Many of the trust questions asked recently with regards to telco/hyperscaler partnerships have been about the nature of the relationship itself: Should the telcos trust companies that could eat their lunch? Maybe they should revert also to the more basic comms networking question of whether public cloud platforms can deliver the reliability needed for real-time communications services.

This question is particularly topical right now because, right on the eve of Thanksgiving in the US, Amazon Web Services (AWS) suffered an outage. That happens in the cloud right? Such instances are bound to happen and soon get fixed.  

And the AWS problems were limited to just a few nodes in North America, some of which had degraded service and some of which had a full outage. A number of companies that rely on AWS for their digital operations were ‘in the dark’ for a while, with big names such as Adobe and streaming video service provider Roku informing customers of issues, reported TechCrunch

Tellingly, even AWS’s ability to update its own service health page was impacted by the problem.

And that’s what should be raising some questions within telco circles right now, not just about AWS but about the public cloud in general in terms of its suitability for certain applications.

Can billing systems handle a bit of downtime without adversely impacting end users and triggering service level agreement (SLA) measures? Sure thing. What about a cloud native 5G core? Ah…

And, in the future, if we believe what we hear from some parts of the industry, could autonomous vehicles, automated port operations, robotic industrial processes, radio access network controllers, and, less urgently, real-time high-definition VR gaming, handle any downtime without repercussions? Don’t even start me on healthcare scenarios…

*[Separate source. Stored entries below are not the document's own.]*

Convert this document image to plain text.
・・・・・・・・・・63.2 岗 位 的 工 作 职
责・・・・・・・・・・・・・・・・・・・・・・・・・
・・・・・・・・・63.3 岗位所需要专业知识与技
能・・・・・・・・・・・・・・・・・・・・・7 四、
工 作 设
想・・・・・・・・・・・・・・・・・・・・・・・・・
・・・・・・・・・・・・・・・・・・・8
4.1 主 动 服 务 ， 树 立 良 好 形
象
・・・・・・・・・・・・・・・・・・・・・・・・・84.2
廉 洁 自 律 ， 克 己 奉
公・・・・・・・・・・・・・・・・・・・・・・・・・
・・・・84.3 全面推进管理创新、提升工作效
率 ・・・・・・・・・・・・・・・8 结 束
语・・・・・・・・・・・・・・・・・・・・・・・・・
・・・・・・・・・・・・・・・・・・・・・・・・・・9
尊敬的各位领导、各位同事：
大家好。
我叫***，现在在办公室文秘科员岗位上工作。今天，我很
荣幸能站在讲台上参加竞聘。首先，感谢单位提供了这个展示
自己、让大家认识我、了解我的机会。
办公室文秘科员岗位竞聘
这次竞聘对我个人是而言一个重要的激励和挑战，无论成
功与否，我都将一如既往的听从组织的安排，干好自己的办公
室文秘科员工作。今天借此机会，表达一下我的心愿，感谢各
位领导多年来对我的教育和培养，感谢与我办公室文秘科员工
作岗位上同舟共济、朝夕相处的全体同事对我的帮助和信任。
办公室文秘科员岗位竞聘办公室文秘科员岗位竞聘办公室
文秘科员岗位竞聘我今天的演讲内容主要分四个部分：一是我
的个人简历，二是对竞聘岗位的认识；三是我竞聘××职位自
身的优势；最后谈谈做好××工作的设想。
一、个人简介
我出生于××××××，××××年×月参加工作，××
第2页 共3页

But surely highly redundant cloud platforms with nano-second handover between nodes would handle any localized downtime? Well that would be great, but if AWS doesn’t have it right now (and surely if it did and it worked as planned then its own processes wouldn’t have been impacted) then the public cloud world is not yet ready for the demands of all communications services.

Soon, probably, but it would be great to see multiple examples of public cloud resiliency that would let a telco CTIO, CEO and CMO sleep at night.